Question: How do you tell Ctrl+r reverse-i-search to "reset itself" and start searching from the bottom of your history every time?
Background: When using reverse-i-search in Bash, I always get stuck once it is finished searching up through the history and it cannot find any more matches. Sometimes I hit Esc and re-invoke Ctrl+r a second time, expecting it to start a fresh new search from the bottom of my history. However the "pointer" still seems to be at the previous place it left off in my history.
The problem is, I usually do not want this behavior. If I hit Esc, and then re-invoke Ctrl+r, I would like that to indicate it should re-start from the bottom again and work its way back up.
Update: I guess I should have mentioned I am using Cygwin on Windows, as none of the so-far mentioned solutions work.
Update: This question was marked as a potential duplicate question. This question is not a duplicate for the following reasons:
- The alternate question does not deal with Cygwin.
- The alternate question does not deal with how to reset the search to its initial state (instead it deals with simply going backward in search as well as forward).
I never tried making this the default when hitting Escape, but bash uses readline
for input, which accepts Emacs-style keybindings by default, so you can go to the bottom using M->
(usually either by combining Meta/Alt and >
or by following the Escape key with >
).
If M->
does not work because your terminal does not let you enter that, try ^G
(Control and G
simultaneously). That is the "cancel" stroke in Emacs and usually works with readline
too.
My bash works as you are expecting. Maybe hitting "ctrl+C" instead of "esc" can help.
Also, you can search forward using "ctrl+s"
edit: ctrl+s works if it does not send a "stop" to your terminal, i.e. if "stty -a" gives you "-ixon". You can change it by "stty -ixon". Thanks to @Phil for reminder.

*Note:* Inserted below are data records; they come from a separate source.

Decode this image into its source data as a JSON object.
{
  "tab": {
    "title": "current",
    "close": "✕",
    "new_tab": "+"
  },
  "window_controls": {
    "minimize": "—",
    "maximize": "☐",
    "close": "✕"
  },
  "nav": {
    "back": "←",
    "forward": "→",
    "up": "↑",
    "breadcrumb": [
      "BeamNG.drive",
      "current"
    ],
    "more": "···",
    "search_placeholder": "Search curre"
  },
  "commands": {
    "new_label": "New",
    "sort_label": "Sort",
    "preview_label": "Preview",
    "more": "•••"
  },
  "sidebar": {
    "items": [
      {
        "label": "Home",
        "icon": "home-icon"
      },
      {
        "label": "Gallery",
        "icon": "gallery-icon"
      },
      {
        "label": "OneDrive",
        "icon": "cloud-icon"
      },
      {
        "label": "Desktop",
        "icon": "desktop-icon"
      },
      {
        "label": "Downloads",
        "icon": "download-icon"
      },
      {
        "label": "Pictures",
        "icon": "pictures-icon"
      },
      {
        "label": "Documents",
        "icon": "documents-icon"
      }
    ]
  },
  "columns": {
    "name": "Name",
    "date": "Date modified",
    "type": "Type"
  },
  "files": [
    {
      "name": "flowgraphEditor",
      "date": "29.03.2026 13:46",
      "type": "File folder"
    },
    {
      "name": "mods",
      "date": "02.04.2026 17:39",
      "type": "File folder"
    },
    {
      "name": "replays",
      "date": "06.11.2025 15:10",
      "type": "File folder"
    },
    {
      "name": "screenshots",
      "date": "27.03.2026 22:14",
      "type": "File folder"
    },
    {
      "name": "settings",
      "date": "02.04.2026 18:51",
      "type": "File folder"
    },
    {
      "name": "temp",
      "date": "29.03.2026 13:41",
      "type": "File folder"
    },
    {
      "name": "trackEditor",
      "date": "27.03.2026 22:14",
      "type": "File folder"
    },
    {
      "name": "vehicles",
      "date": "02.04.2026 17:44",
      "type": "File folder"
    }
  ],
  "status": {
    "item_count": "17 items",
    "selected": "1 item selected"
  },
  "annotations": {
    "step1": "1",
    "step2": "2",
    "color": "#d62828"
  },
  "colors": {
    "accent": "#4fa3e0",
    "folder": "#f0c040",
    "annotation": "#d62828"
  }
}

Got a confirmed answer to this question.
To reset ctrl-r, the usual emacs key ctrl-g can do. If you want to reverse ctrl-r by one step, instead of working your way up from the bottom again, you can use ctrl-s . The trick is ctrl-s is also used to pause the terminal. So you would need assign that to another key. For example, the following will set pause to ctrl-w (and keep "resume" with ctrl-q).
$ stty STOP ^w
Alternatively, you can also totally disable XON/XOFF (resume/pause) flow control characters by
$ stty -ixon -ixoff
This will also free-up ctrl-s. To re-enable pause/resume, you can do
$ stty ixon ixoff
M-> ... moves to end of history
M-< ... moves to start of history
Your left alt key is most likely your Meta key.
Man readline for more readline directives.